Other changes have also taken place in Sophie’s life. One is that she and her parents and siblings have moved toward resolving their feelings about the parents’ divorce. To do this, Sophie had to disengage from the parents’ conflict and focus on her own life, a task that would be made much more difficult by insistence on the idea of parental alienation.
In Sophie’s case, her forced separation from Parent A has included separation from a sibling. She now lives alone with B and B’s romantic partner. This change has removed her from all the possible influences of her sibling for good or ill—the sibling may have encouraged or have discouraged Sophie from her positions about A and about B, may have provided comfort when Sophie was distressed about the family situation or may have acted to distress her further, and may or may not have provided a role model for a constructive response to both parents’ wishes.
Sophie has also moved away from a neighborhood and a school where most adults and many classmates were likely to have known about the parental conflict and to have weighed in on one side or the other. She is beginning high school and has much to get used to in a new school setting, distracting her from the family focus she probably had earlier.
This is enough of a laundry list to demonstrate my point that Sophie’s situation is post more than one hoc, yet Mr. P. Pat points to a single factor as the cause of any changes to be seen in Sophie. He has apparently failed to look for evidence for alternative rival hypotheses, either about the initial diagnosis of parental alienation or about the effects of the treatment.

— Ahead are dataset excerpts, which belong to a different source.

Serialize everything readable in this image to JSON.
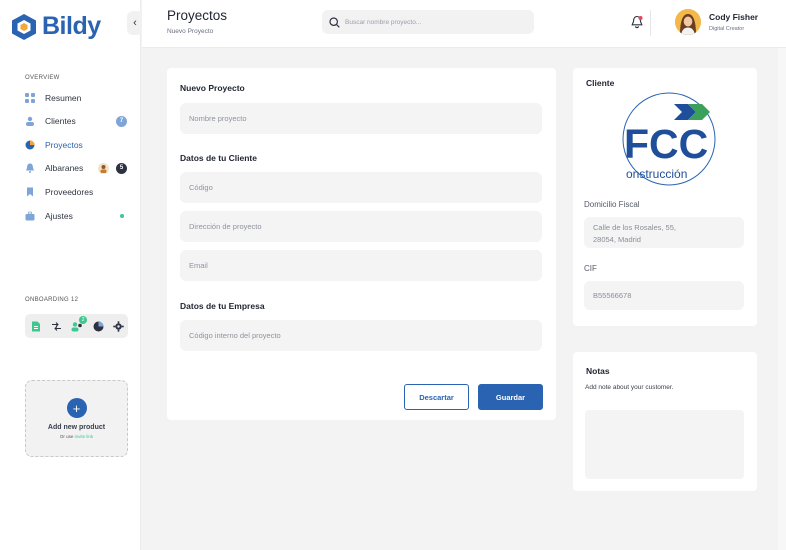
{
  "app": {
    "brand": "Bildy",
    "brand_color": "#2a63b2",
    "accent_green": "#3cc88f"
  },
  "sidebar": {
    "collapse_icon": "chevron-left-icon",
    "overview_label": "OVERVIEW",
    "items": [
      {
        "label": "Resumen",
        "icon": "grid-icon",
        "active": false
      },
      {
        "label": "Clientes",
        "icon": "users-icon",
        "active": false,
        "badge": "7"
      },
      {
        "label": "Proyectos",
        "icon": "pie-icon",
        "active": true
      },
      {
        "label": "Albaranes",
        "icon": "bell-icon",
        "active": false,
        "badge": "5"
      },
      {
        "label": "Proveedores",
        "icon": "bookmark-icon",
        "active": false
      },
      {
        "label": "Ajustes",
        "icon": "briefcase-icon",
        "active": false,
        "status_dot": true
      }
    ],
    "onboarding_label": "ONBOARDING",
    "onboarding_count": "12",
    "onboarding_badge": "2",
    "add_product": {
      "plus": "+",
      "title": "Add new product",
      "sub_prefix": "Or use",
      "sub_link": "invite link"
    }
  },
  "header": {
    "title": "Proyectos",
    "breadcrumb": "Nuevo Proyecto",
    "search_placeholder": "Buscar nombre proyecto...",
    "user_name": "Cody Fisher",
    "user_role": "Digital Creator"
  },
  "form": {
    "section_project": "Nuevo Proyecto",
    "project_name_placeholder": "Nombre proyecto",
    "section_client": "Datos de tu Cliente",
    "code_placeholder": "Código",
    "address_placeholder": "Dirección de proyecto",
    "email_placeholder": "Email",
    "section_company": "Datos de tu Empresa",
    "internal_code_placeholder": "Código interno del proyecto",
    "discard_label": "Descartar",
    "save_label": "Guardar"
  },
  "client": {
    "title": "Cliente",
    "logo_text": "FCC",
    "logo_subtext": "onstrucción",
    "fiscal_label": "Domicilio Fiscal",
    "fiscal_line1": "Calle de los Rosales, 55,",
    "fiscal_line2": "28054, Madrid",
    "cif_label": "CIF",
    "cif_value": "B55566678"
  },
  "notes": {
    "title": "Notas",
    "subtitle": "Add note about your customer."
  }
}
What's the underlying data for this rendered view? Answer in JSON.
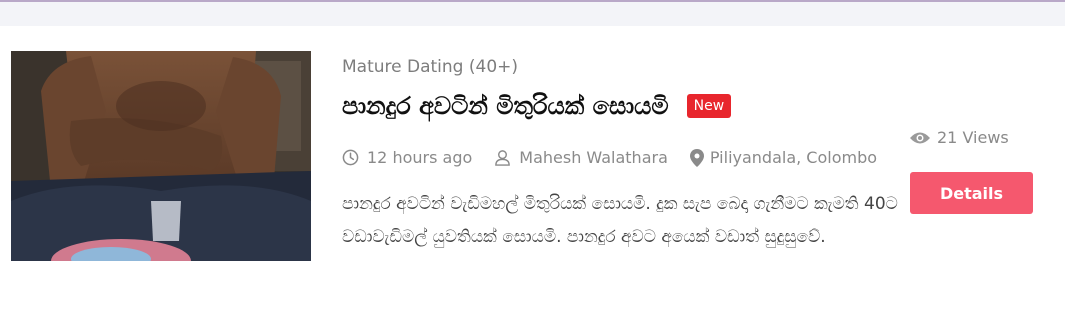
{
  "listing": {
    "category": "Mature Dating (40+)",
    "title": "පානදුර අවටින් මිතුරියක් සොයමි",
    "badge": "New",
    "meta": {
      "time": "12 hours ago",
      "author": "Mahesh Walathara",
      "location": "Piliyandala, Colombo"
    },
    "description": "පානදුර අවටින් වැඩිමහල් මිතුරියක් සොයමි. දුක සැප බෙදා ගැනීමට කැමති 40ට වඩාවැඩිමල් යුවතියක් සොයමි. පානදුර අවට අයෙක් වඩාත් සුදුසුවේ.",
    "views": "21 Views",
    "details_label": "Details",
    "icons": {
      "time": "clock-icon",
      "author": "user-icon",
      "location": "map-pin-icon",
      "views": "eye-icon"
    }
  },
  "colors": {
    "badge": "#e8262d",
    "button": "#f5586e",
    "muted": "#8a8a8a"
  }
}
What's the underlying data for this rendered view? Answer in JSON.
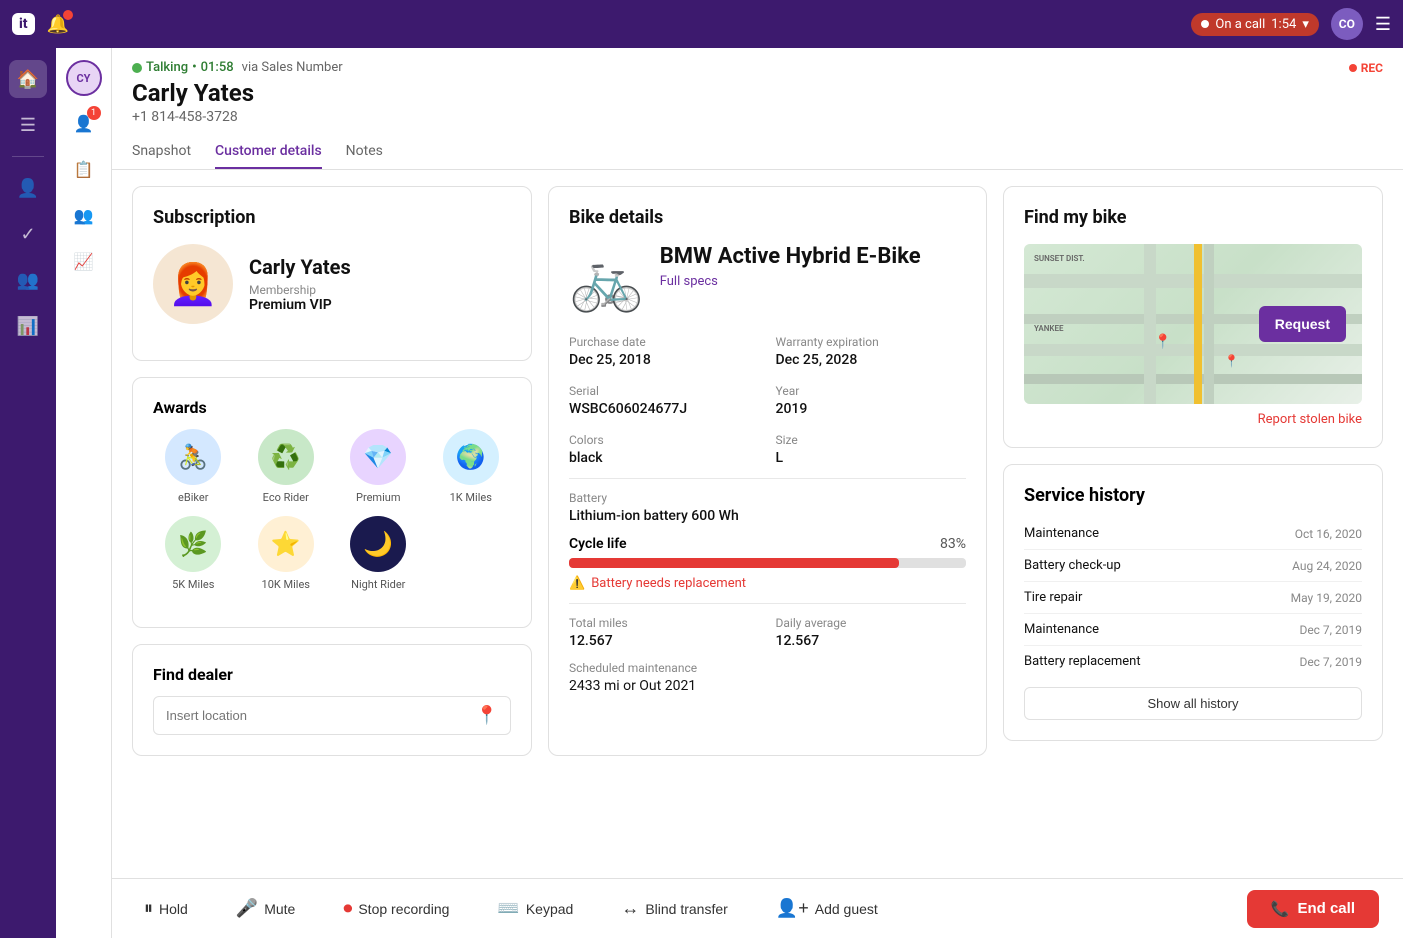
{
  "app": {
    "logo": "it",
    "top_right_avatar": "CO"
  },
  "call": {
    "status": "Talking",
    "duration": "01:58",
    "via": "via Sales Number",
    "rec_label": "REC",
    "customer_name": "Carly Yates",
    "customer_phone": "+1 814-458-3728"
  },
  "tabs": [
    {
      "id": "snapshot",
      "label": "Snapshot"
    },
    {
      "id": "customer_details",
      "label": "Customer details"
    },
    {
      "id": "notes",
      "label": "Notes"
    }
  ],
  "active_tab": "customer_details",
  "subscription": {
    "title": "Subscription",
    "name": "Carly Yates",
    "membership_label": "Membership",
    "membership": "Premium VIP"
  },
  "awards": {
    "title": "Awards",
    "items": [
      {
        "id": "ebiker",
        "label": "eBiker",
        "emoji": "🚴",
        "bg": "#d4e8ff"
      },
      {
        "id": "eco_rider",
        "label": "Eco Rider",
        "emoji": "♻️",
        "bg": "#c8e8c8"
      },
      {
        "id": "premium",
        "label": "Premium",
        "emoji": "💎",
        "bg": "#e8d4ff"
      },
      {
        "id": "1k_miles",
        "label": "1K Miles",
        "emoji": "🌍",
        "bg": "#d4f0ff"
      },
      {
        "id": "5k_miles",
        "label": "5K Miles",
        "emoji": "🌿",
        "bg": "#d4f0d4"
      },
      {
        "id": "10k_miles",
        "label": "10K Miles",
        "emoji": "⭐",
        "bg": "#fff0d4"
      },
      {
        "id": "night_rider",
        "label": "Night Rider",
        "emoji": "🌙",
        "bg": "#1a1a4e"
      }
    ]
  },
  "find_dealer": {
    "title": "Find dealer",
    "placeholder": "Insert location"
  },
  "bike_details": {
    "title": "Bike details",
    "model": "BMW Active Hybrid E-Bike",
    "specs_link": "Full specs",
    "purchase_date_label": "Purchase date",
    "purchase_date": "Dec 25, 2018",
    "warranty_label": "Warranty expiration",
    "warranty": "Dec 25, 2028",
    "serial_label": "Serial",
    "serial": "WSBC606024677J",
    "year_label": "Year",
    "year": "2019",
    "colors_label": "Colors",
    "colors": "black",
    "size_label": "Size",
    "size": "L",
    "battery_label": "Battery",
    "battery": "Lithium-ion battery 600 Wh",
    "cycle_life_label": "Cycle life",
    "cycle_life_pct": "83%",
    "cycle_life_value": 83,
    "battery_warning": "Battery needs replacement",
    "total_miles_label": "Total miles",
    "total_miles": "12.567",
    "daily_avg_label": "Daily average",
    "daily_avg": "12.567",
    "scheduled_maint_label": "Scheduled maintenance",
    "scheduled_maint": "2433 mi or Out 2021"
  },
  "find_my_bike": {
    "title": "Find my bike",
    "request_btn": "Request",
    "report_stolen": "Report stolen bike"
  },
  "service_history": {
    "title": "Service history",
    "items": [
      {
        "type": "Maintenance",
        "date": "Oct 16, 2020"
      },
      {
        "type": "Battery check-up",
        "date": "Aug 24, 2020"
      },
      {
        "type": "Tire repair",
        "date": "May 19, 2020"
      },
      {
        "type": "Maintenance",
        "date": "Dec 7, 2019"
      },
      {
        "type": "Battery replacement",
        "date": "Dec 7, 2019"
      }
    ],
    "show_all_btn": "Show all history"
  },
  "toolbar": {
    "hold": "Hold",
    "mute": "Mute",
    "stop_recording": "Stop recording",
    "keypad": "Keypad",
    "blind_transfer": "Blind transfer",
    "add_guest": "Add guest",
    "end_call": "End call"
  }
}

An article by Dr. Madelyn Milchman discusses a better way to handle the task of understanding child or family problems in the context of child custody evaluations. (Milchman, M.S. (2015). The complementary roles of scientific and clinical thinking in child custody evaluations. Journal of Child Custody, 12, 97-128.) Dr. Milchman pointed out that scientific hypotheses are well-formulated only if they are falsifiable – only if it is possible for observable evidence to be used to reject the hypothesis. A hypothesis that appears to be supported by any possible observation is one that cannot be rejected and therefore is not useful for understanding events. In clinical work like child custody evaluation, practitioners are not doing scientific hypothesis testing in the usual sense, but they need to avoid their own biases and presumptions by testing their own preferred hypotheses and possible conclusions about a family. They do this by looking for consistency of evidence and pursuing issues of inconsistencies, and they also do it by formulating alternative hypotheses to see whether the evidence supports one or more alternatives better than it supports their preferred hypothesis.